Beltran, McCann homer to back Pineda as Yankees blank Mets

 

Carlos Beltran heard the critics and vowed he was not finished.

After struggling through 2014 with an injured elbow that needed surgery, he hit .162 this April with no homers and seven RBI.

He was 38, two years removed from his last strong season. His bat was slow.

"I knew that I have a lot of baseball ahead of me and all I needed to do was find the adjustment at the plate and be able to believe in the things that I have done all my career," he said.

Belief turned into reality, and his bat has kept the New York Yankees in contention for a playoff berth.

Beltran hit a three-run, second-deck home run on a 100-mph fastball from Noah Syndergaard in the first inning, Michael Pineda pitched his best game in two months and the Yankees beat the Mets 5-0 on Saturday to rebound from an opening loss in the weekend Subway Series.

Brian McCann added a two-run homer in the sixth, the Yankees' 200th home run this season, to quiet the sellout crowd of 43,630 at Citi Field on a sunny late-summer afternoon.

"You need those guys to step up," Yankees manager Joe Girardi said.

Despite a left oblique injury that sidelined him from June 30 to July 19, Beltran is hitting .301 since with 16 homers and 49 RBI since the start of May.

"The first month I wasn't really basically using my lower body," Beltran said. "Looking at a lot of videos, looking at a lot of clips from previous years, I was able to make the adjustment."

And he came through with a huge hit against the Mets, the team he starred for from 2005-10. Mets fans still boo him, angry he took a bases-loaded called third strike from St. Louis pitcher Adam Wainwright that ended the seventh game of the 2006 NL Championship Series with New York trailing 3-1.

Beltran maintains jeering from Mets' fans bother him "not at all."

"I get booed in Kansas City. I get booed in Houston," he said, mentioning his first two big-league teams.

Hoping to reach the postseason for the first time since that strikeout, the Mets started the day eight games ahead of second-place Washington in the NL East.

After Jacoby Ellsbury and Brett Gardner looped singles into short right-center field leading off the game, Beltran fell behind 0-2 in the count, fouled back an offering and sent Syndergaard's 10th pitch of the afternoon, an inside, thigh-high fastball, into the Pepsi Porch in right field.

"I left it right in his wheelhouse," said Syndergaard (8-7).

McCann homered into the visiting bullpen in right-center on a 3-1 sinker at the letters. The Yankees already have hit 53 more home runs than they did all last season.

Trying to reach the playoffs after their first two-year absence since the early 1990s, the Yankees began the day 4 1/2 games behind AL East-leading Toronto but four games in front of Houston for the first AL wild card.

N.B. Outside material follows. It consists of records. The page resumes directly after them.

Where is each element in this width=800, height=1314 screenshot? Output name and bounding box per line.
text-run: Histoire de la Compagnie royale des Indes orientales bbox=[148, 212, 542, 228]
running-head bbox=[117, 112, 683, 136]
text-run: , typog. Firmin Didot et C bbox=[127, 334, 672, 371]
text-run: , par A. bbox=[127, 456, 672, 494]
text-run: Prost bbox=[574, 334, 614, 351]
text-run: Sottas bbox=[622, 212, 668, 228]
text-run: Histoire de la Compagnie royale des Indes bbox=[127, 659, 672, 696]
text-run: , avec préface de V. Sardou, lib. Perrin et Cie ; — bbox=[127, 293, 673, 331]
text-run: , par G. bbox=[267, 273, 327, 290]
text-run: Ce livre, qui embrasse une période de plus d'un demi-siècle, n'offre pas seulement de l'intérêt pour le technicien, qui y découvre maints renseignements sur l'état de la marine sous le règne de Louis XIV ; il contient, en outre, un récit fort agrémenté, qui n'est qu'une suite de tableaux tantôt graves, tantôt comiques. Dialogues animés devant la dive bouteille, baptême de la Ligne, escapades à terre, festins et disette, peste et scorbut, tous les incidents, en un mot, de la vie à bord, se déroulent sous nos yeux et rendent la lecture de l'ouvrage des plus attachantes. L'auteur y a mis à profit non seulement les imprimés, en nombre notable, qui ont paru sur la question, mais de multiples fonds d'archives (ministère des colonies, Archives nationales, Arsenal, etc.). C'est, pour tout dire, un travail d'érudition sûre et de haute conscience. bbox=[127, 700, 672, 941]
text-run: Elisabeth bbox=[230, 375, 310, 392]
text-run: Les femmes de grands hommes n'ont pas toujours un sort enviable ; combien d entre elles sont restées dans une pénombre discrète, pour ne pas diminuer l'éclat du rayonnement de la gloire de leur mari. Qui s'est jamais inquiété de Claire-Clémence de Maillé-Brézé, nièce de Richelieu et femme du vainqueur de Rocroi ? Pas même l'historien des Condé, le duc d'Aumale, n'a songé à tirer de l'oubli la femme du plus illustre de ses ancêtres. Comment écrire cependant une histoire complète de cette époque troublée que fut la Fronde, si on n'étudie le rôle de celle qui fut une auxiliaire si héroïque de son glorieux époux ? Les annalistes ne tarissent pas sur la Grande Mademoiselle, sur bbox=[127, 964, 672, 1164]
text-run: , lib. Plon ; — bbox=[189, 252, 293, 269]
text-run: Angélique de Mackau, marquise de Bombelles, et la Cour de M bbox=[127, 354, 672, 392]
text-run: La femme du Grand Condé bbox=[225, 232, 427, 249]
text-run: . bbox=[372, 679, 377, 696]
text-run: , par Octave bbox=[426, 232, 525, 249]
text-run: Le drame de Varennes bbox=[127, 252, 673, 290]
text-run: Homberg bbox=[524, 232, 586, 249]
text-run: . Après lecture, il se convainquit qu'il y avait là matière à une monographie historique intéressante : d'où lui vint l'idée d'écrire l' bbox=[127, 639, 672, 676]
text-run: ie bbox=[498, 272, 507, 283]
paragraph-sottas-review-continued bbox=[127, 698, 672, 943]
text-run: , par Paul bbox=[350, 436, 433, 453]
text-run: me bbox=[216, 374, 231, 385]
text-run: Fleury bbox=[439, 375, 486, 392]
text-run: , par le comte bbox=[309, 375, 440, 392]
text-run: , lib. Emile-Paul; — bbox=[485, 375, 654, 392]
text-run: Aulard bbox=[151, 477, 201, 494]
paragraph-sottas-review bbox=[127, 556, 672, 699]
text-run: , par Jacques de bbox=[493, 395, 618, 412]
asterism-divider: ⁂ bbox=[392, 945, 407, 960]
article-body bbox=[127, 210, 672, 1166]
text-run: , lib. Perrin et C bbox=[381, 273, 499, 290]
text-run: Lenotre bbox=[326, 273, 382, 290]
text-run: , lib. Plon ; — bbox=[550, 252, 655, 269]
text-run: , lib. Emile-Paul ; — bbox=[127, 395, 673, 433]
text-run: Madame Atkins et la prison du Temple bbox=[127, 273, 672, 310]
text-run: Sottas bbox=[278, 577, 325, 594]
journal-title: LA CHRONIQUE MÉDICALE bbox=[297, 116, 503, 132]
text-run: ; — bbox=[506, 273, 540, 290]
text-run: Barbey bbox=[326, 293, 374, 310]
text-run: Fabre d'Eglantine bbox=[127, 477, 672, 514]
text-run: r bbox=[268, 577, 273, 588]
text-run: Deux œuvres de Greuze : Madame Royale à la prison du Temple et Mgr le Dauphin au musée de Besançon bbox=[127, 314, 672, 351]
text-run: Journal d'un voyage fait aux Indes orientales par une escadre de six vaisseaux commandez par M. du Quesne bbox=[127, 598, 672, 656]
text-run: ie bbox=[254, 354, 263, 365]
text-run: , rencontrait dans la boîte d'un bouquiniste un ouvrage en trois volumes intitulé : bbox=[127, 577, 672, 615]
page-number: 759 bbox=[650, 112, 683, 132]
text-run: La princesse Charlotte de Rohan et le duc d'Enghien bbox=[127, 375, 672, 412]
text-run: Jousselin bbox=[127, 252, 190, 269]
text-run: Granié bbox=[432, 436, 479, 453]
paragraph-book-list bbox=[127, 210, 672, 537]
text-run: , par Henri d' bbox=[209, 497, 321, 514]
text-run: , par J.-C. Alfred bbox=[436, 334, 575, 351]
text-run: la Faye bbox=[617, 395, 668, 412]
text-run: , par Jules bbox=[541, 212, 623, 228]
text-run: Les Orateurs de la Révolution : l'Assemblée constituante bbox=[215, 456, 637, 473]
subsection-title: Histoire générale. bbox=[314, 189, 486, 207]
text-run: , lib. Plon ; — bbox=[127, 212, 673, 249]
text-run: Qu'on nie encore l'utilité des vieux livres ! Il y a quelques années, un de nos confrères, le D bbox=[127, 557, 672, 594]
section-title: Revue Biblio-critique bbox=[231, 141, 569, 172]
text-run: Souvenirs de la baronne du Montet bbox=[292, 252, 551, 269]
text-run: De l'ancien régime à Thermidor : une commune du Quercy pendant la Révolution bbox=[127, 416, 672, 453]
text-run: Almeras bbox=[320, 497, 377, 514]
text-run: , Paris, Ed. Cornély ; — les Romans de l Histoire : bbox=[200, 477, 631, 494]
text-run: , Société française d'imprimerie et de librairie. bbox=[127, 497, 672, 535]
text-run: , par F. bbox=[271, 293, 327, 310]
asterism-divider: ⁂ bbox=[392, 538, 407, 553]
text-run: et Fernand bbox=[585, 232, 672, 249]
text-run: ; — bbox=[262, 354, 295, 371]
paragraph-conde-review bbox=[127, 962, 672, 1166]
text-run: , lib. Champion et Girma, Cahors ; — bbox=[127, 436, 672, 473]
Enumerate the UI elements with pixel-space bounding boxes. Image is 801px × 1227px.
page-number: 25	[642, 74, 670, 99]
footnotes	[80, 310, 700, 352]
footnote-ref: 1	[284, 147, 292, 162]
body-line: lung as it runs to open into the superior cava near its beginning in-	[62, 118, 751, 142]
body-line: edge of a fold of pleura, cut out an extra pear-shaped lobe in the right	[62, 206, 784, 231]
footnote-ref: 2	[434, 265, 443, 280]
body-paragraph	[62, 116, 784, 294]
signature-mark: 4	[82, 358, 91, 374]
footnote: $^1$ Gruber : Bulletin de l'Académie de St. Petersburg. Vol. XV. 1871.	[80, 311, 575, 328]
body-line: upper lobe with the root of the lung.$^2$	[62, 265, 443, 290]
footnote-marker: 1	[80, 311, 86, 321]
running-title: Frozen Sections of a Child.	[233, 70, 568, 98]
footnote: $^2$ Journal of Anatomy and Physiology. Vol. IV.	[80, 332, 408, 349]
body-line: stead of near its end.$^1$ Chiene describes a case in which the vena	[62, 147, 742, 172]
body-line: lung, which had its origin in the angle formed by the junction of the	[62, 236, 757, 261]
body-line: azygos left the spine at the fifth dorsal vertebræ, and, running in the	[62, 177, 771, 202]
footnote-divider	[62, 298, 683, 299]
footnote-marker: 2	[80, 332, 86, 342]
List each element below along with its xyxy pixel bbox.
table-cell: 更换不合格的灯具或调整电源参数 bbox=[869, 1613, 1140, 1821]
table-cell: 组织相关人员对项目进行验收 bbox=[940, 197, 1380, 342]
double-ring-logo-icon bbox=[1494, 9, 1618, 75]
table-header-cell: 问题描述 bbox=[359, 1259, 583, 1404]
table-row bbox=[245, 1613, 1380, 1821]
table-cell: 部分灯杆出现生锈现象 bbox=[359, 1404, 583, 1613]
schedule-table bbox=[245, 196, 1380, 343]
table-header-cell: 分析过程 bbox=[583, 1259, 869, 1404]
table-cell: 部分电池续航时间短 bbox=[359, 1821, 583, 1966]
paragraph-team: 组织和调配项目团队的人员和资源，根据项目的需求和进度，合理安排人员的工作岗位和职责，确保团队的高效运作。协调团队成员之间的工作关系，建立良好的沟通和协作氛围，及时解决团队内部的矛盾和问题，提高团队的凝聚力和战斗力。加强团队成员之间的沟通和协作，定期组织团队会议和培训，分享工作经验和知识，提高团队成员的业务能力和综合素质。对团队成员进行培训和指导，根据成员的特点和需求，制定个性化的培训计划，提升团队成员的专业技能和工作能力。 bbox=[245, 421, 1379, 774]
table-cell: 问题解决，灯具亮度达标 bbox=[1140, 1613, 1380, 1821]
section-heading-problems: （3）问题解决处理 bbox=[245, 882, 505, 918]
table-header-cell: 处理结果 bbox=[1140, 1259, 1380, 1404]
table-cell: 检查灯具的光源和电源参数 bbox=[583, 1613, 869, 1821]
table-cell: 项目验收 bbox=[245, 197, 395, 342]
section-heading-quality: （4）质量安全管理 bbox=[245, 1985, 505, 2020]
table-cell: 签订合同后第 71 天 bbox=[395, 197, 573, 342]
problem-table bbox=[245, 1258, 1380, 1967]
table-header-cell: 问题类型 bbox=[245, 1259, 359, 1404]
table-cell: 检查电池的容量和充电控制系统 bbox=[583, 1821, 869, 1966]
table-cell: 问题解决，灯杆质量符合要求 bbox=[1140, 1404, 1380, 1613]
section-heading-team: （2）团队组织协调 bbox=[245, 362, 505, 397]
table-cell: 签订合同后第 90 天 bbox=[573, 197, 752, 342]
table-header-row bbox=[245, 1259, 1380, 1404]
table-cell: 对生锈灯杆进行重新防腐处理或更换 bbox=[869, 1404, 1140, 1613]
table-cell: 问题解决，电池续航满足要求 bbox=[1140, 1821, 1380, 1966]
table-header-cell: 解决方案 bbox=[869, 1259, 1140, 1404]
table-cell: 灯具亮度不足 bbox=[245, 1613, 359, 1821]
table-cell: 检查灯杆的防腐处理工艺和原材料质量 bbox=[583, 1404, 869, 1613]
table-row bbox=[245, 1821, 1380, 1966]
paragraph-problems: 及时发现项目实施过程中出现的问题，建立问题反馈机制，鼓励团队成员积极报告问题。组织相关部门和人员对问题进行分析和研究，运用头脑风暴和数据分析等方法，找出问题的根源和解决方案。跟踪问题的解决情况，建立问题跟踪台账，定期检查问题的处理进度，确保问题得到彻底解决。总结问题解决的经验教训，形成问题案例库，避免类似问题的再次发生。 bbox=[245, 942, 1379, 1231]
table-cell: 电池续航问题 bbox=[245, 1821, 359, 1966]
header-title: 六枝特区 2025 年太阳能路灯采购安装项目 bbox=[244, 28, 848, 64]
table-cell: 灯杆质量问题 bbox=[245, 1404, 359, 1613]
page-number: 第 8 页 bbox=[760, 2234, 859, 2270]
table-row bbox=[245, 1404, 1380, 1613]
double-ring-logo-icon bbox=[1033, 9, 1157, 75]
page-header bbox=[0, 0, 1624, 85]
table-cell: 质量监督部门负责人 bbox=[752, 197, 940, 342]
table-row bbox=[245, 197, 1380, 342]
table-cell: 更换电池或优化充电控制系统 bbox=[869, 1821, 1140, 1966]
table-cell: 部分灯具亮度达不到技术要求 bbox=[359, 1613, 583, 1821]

Pineda (11-8) had struggled since returning from a month on the disabled list caused by a right forearm strain. He allowed four singles in 5 1/3 innings to win for just the second time since the All-Star break.

Justin Wilson relieved with two on in the sixth, walked Daniel Murphy and then fanned David Wright and Lucas Duda on 97-mph pitches as both batters grimaced, the first of seven straight strikeouts for a Yankees bullpen that didn't allow a hit until a pair of singles off Chris Martin in the ninth.

Andrew Miller got Travis d'Arnaud on a grounder for the final out.

"My hope was I didn't have to use him," Girardi said. "This was a game you can't afford to give away."

AS EARL WEAVER SAID

The Yankees have 36 three-run homers, their most since a team record in 2006, according to STATS.

UP NEXT

In a marquee Sunday night matchup, Matt Harvey (12-7) starts for the Mets for the first time since Sept. 8, and CC Sabathia (4-9) goes for the Yankees. Harvey has pitched 171 2/3 innings and his agent, Scott Boras, has said doctors don't want Harvey to pitch more than 180 this year — although Harvey says he will be available in the postseason.